In 2005, 6.6 percent of Maine’s 210,000 adult smokers were assisted in quitting by the Center for Tobacco Independence, which operates a health line, said Dr. Susan Swartz, the director. That compared to 3.4 percent the previous year, she said.

“There was a large percentage of smokers who took advantage of that tax increase to say, ‘That’s it. I’m done,”‘ Miller said.

Maine isn’t alone in trying to increase tobacco taxes. There are efforts afoot in at least a half-dozen other states to raise taxes this year.

-Iowa Gov. Chet Culver wants to raise the cigarette tax by $1 per pack.

-Oregon Gov. Ted Kulongoski wants to raise the tax by 84 cents.

-South Carolina Gov. Mark Sanford wants to raise the tax by 30 cents.

-Indiana Gov. Mitch Daniels wants to raise the tax by at least 25 cents.

-Maryland health activists want to raise the tax by $1 per pack.

-Mississippi lawmakers will again consider increasing tax despite vetoes last year.

South Carolina’s state cigarette tax of 7 cents is currently the nation’s lowest, according to the Campaign for Tobacco-Free Kids. Other low state tax rates are 17 cents per pack in Missouri, 18 cents in Mississippi and 20 cents in Tennessee.

In Maine, some worry that higher taxes will simply send more people to the Internet for mail-order cigarettes. Or smokers could simply cross the border into New Hampshire, where the state tax is 80 cents per pack.

Mills isn’t overly concerned. The high cost of gas would likely offset the benefit of traveling to New Hampshire for cigarettes, and the cigarette taxes are comparable or higher in neighboring Canadian provinces, she said.

So far, there’s no organized opposition to Baldacci’s proposal, but Republicans don’t like the idea of raising taxes.

“We cannot accept as a Republican caucus that this budget has to be balanced by tax increases on the backs of any one particular class of Mainers,” House Minority Leader Josh Tardy, R-Newport, said.

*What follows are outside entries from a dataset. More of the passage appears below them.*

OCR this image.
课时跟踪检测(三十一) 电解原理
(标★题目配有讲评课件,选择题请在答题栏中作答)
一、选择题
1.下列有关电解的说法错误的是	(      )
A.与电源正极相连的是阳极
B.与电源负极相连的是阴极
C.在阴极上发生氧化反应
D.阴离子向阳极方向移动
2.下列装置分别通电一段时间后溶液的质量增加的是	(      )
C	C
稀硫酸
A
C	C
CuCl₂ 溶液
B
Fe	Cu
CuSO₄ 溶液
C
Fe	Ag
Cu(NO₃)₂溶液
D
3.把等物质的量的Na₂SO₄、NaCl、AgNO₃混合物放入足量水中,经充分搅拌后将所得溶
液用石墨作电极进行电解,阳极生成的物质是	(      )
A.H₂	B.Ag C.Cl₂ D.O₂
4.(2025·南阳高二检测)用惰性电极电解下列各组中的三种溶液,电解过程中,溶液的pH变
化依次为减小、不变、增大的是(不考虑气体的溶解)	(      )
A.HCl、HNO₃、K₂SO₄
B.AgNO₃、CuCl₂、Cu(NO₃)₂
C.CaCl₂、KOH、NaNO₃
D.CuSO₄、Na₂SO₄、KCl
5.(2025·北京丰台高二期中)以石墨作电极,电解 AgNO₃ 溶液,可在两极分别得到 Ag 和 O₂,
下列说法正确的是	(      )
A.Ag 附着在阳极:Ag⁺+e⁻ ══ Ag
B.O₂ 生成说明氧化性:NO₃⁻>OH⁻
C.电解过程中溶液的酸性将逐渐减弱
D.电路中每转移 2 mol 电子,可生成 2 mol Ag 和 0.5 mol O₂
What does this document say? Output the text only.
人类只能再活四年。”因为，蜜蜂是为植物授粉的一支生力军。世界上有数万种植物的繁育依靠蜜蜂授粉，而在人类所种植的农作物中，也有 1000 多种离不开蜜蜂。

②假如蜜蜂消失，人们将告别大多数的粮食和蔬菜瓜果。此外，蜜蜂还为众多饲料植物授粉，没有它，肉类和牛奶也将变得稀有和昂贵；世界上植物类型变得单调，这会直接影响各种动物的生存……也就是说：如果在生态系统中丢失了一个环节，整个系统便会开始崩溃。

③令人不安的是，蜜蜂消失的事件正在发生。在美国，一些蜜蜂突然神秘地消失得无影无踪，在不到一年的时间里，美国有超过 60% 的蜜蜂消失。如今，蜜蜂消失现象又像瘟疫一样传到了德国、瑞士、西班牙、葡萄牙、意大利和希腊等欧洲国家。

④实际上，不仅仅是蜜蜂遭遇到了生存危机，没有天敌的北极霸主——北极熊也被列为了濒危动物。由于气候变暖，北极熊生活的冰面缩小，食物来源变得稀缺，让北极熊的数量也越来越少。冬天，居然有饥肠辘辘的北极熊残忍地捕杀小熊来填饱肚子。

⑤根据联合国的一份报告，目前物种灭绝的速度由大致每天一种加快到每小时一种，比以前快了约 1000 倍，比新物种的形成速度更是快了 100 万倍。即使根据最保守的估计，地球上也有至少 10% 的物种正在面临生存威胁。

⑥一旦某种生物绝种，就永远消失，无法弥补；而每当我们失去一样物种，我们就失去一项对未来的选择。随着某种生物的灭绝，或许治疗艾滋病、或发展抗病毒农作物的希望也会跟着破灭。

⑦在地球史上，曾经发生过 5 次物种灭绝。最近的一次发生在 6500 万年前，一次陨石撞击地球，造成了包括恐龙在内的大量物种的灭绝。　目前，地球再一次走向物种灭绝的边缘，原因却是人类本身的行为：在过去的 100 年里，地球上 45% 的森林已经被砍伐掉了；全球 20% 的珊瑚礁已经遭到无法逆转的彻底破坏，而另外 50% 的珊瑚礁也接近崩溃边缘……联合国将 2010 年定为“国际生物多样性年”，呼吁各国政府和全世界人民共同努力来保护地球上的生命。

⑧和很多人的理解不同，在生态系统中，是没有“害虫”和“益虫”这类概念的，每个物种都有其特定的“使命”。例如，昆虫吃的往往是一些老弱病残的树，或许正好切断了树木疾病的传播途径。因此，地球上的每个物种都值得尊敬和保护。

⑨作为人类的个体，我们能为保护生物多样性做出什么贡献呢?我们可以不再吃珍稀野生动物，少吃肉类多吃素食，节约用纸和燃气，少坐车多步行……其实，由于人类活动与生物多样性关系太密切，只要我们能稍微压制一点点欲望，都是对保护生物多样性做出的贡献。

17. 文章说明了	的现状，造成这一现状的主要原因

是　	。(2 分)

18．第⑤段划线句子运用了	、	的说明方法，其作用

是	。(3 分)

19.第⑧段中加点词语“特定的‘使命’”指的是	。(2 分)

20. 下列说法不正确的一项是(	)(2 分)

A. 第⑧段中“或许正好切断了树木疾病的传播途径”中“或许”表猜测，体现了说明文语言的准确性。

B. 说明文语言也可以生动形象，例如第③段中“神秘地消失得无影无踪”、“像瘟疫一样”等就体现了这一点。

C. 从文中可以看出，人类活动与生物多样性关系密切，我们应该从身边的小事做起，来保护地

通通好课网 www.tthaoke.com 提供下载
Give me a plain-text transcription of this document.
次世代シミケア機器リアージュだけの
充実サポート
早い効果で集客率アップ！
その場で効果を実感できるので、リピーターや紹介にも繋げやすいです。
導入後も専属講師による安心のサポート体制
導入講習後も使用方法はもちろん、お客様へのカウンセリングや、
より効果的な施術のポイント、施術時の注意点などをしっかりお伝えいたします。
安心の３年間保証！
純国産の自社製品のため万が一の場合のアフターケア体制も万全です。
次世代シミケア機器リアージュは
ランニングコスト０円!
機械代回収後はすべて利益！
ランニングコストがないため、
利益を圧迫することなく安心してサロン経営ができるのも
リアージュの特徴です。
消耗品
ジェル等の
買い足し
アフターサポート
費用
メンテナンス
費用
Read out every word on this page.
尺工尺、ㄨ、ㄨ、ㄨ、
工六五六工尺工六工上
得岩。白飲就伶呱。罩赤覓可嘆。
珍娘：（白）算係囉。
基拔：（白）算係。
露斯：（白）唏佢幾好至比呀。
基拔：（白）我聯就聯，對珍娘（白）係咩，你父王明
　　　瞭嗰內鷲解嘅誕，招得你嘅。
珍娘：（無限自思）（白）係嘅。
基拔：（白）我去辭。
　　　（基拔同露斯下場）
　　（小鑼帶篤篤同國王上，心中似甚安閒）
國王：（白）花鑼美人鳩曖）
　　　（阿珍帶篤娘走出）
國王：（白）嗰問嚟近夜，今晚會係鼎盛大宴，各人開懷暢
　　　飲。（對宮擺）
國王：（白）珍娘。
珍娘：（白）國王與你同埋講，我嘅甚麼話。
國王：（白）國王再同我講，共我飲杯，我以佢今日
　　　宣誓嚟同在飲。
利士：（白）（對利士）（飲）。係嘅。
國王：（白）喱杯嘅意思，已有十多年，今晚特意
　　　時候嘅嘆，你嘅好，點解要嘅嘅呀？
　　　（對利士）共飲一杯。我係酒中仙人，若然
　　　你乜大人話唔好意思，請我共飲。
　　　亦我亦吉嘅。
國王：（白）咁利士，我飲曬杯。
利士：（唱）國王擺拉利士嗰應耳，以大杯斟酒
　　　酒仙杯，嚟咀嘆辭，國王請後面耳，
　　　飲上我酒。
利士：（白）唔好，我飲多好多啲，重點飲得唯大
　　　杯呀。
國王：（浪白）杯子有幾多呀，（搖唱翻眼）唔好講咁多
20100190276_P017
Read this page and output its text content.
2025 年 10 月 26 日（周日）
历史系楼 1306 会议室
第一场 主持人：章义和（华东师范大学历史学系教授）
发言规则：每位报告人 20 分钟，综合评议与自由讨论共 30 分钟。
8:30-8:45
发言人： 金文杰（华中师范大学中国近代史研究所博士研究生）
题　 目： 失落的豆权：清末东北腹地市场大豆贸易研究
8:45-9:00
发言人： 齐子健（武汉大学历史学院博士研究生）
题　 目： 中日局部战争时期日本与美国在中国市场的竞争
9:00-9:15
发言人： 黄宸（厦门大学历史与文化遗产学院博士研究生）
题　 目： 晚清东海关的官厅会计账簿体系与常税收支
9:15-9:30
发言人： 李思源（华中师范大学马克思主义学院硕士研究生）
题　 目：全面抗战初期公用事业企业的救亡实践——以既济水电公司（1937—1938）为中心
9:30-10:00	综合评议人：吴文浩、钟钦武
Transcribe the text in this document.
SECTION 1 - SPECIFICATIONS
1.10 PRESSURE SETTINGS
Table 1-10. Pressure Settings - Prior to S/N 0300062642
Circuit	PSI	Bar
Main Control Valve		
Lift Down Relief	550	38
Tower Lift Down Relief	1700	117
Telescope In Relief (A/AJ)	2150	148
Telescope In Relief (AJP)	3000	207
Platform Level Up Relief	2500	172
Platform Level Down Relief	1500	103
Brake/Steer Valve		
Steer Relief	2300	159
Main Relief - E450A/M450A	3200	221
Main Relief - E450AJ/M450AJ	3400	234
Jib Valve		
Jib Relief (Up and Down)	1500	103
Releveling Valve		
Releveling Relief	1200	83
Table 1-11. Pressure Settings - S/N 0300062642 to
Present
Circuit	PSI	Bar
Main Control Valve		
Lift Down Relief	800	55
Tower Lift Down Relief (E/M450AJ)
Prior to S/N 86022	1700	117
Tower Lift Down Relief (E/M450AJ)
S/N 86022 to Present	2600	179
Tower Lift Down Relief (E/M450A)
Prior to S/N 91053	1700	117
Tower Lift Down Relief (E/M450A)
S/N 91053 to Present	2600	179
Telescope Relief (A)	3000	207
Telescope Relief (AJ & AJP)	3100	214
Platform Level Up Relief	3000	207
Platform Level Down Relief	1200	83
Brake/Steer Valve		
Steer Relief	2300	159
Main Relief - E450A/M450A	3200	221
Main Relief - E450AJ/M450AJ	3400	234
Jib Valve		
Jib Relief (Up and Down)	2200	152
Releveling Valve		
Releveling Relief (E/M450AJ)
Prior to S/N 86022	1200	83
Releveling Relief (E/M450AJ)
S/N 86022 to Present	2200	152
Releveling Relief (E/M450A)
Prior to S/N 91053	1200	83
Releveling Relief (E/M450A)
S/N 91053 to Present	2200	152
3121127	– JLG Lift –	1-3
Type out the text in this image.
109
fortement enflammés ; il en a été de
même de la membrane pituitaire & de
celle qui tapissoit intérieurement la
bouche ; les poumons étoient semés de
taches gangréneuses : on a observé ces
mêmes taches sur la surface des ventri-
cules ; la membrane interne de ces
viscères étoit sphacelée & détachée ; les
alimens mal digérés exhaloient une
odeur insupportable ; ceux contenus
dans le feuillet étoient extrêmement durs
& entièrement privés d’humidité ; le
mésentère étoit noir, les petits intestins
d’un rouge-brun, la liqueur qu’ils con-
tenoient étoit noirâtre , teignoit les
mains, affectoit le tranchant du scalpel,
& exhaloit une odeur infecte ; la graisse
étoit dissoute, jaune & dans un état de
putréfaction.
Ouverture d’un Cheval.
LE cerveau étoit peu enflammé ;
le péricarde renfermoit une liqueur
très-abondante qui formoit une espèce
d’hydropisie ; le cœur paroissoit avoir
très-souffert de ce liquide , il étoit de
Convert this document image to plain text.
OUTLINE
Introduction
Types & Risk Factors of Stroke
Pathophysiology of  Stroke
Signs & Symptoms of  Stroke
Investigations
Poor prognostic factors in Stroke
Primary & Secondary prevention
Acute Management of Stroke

But, he added, it’s early in the budget process and Republicans and Democrats have to work together. “Therefore I think it’s way too early for anyone to be drawing lines in the sand,” Tardy said.

The governor’s proposal further cements Maine’s reputation as a place that’s taking aggressive action when it comes to tobacco use.

Last year, Maine became the first state to win a perfect score from the American Lung Association thanks to efforts to provide smoke-free environments, to raise the cigarette tax and to keep minors from smoking. It received a perfect score again this year.

Just last week, the city of Bangor adopted an ordinance that makes it illegal for motorists to smoke with children in the car.

Among advocates of steeper tobacco taxes, the theory is that for every 10 percent increase in taxes there is an overall reduction in smoking of 4 percent, said Peter Fisher of the Campaign for Tobacco-Free Kids in Washington, D.C.

Many smokers seemed resigned to the fact that the public tide has turned against them. That doesn’t mean they’re happy about it.

At Victor News in Lewiston, many customers expressed Medlen’s sentiment that it’s time for the state to target something besides cigarettes.

“I think it’s terrible. It’s time to pick on someone else,” said Peggy Rowe, a Victor News customer who’s trying to quit smoking.

Others were OK with Baldacci’s proposal. “I hope it goes up enough to discourage my daughter from smoking,” said Jim Lysen, who does not smoke. His daughter, a student at Hofstra University in New York, picked up smoking while touring Europe with a friend.

Another Lewiston resident, Richard Whitney, said some people, his father included, will continue to smoke no matter how high the tax goes. Some of those people are those who can least afford to be spending money on cigarettes, he said.

“It could go to $10 per pack, and they would still smoke,” he said. “They’ll stop buying everything else to buy their cigarettes.”